If events 5000 and 1121 are logged they should point you in the right direction for what is wrong with the AD. Usually it's Exchange that cannot contact the GC. In that case there's a quick and dirty workaround. Note that you should only do this to restore functionality for your environment and it is a temporary measure. After you repair the AD issues you are highly advised to let Exchange choose its DC/GC!
+ For Exchange 2003:
1. Open the Exchange System Manager
2. Expand until you hit your exchange server
3. Open the properties of the exchange server
4. Switch to the "Directory Access" tab
5. Select "Domain Controllers" in the drop down list
6. Select a working DC
7. Deselect "Automatically discover Servers"
Note: If your Exchange server is installed on a DC it will always contact that DC, no matter what you set in this feel.
For Exchange 2007:
1. Open the exchange management shell (powershell for exchange)
2. Use the Set-Exchangeserver -StaticConfigDomainControl
ler -StaticDomainController -StaticGlobalCatalog command
Note: If your Exchange server is installed on a DC it will always contact that DC, no matter what you set in this field. For Exchange 2010 you can use the same command as for Exchange 2007.

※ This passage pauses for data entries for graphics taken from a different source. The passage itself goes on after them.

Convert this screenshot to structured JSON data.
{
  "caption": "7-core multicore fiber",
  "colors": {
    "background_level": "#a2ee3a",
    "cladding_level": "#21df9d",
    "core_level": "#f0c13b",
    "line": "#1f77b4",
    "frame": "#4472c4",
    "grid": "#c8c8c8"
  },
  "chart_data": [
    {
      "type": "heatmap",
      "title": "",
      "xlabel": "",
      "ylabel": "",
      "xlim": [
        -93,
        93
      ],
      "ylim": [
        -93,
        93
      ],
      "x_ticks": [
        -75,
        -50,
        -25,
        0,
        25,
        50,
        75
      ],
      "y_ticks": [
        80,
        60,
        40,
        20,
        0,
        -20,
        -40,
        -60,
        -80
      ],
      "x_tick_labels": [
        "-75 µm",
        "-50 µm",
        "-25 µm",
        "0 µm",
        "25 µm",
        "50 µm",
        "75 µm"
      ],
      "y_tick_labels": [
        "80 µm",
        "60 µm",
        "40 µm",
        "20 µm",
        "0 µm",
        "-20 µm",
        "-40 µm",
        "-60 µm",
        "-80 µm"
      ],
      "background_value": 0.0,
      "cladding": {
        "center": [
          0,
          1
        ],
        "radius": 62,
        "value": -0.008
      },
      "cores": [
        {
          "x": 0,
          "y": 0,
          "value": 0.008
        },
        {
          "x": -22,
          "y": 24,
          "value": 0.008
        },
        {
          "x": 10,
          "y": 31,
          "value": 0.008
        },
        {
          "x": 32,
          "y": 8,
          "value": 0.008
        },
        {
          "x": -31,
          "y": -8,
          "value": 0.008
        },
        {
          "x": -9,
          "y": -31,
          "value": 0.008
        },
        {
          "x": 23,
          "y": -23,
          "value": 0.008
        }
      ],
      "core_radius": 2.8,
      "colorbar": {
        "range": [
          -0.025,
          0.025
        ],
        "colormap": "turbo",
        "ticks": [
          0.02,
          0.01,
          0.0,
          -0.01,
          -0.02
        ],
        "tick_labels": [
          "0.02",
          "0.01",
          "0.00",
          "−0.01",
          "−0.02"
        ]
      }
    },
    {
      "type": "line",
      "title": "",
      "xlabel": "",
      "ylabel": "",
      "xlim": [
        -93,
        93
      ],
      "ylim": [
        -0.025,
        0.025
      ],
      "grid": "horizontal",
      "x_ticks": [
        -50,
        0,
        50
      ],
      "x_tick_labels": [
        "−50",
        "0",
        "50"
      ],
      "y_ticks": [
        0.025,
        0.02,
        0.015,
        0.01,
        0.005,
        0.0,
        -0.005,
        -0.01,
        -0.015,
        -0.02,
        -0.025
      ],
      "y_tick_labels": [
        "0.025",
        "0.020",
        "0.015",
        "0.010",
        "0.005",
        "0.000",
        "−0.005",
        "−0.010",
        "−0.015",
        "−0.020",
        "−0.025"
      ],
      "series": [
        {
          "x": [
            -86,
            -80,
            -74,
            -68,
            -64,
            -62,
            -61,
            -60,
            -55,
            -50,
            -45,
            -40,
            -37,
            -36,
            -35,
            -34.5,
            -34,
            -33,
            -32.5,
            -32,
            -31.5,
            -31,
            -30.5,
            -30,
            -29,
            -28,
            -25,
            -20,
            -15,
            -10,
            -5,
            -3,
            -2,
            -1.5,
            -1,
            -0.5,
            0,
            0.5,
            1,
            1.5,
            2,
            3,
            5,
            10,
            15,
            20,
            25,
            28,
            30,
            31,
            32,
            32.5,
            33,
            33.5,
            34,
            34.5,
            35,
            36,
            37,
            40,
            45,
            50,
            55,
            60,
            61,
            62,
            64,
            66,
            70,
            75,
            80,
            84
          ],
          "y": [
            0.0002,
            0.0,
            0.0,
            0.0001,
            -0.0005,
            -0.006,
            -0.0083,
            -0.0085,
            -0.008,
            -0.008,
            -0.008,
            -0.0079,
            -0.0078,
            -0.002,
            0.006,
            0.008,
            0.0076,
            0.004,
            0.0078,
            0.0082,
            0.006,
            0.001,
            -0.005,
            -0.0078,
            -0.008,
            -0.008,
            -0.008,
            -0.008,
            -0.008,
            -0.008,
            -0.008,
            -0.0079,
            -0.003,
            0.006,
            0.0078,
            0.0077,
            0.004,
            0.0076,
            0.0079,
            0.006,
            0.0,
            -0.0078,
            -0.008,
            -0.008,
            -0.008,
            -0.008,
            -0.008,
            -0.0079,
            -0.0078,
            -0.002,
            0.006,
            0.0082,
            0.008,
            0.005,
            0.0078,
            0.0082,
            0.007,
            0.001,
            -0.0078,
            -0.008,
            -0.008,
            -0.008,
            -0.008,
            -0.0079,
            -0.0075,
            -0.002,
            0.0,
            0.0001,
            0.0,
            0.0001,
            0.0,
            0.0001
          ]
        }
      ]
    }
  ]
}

In case there are no events 5000 & 1121 you'll most likely have events 9565 & 9564 logged. These are caused by the antivirus program being broken. You'll want to disable the antivirus key in the registry:
1.Click Start, and then click Run.
2.In the Open box, type regedit, and then click OK.
3.In Registry Editor, locate the following subkey in the registry:
4.In the right pane, double-click Enabled.
5.Click Decimal, type 0 in the Value data box, and then click OK.
6.On the File menu, click Exit to quit Registry Editor.
7.Start the Information Store.
After this your Information Store service should start.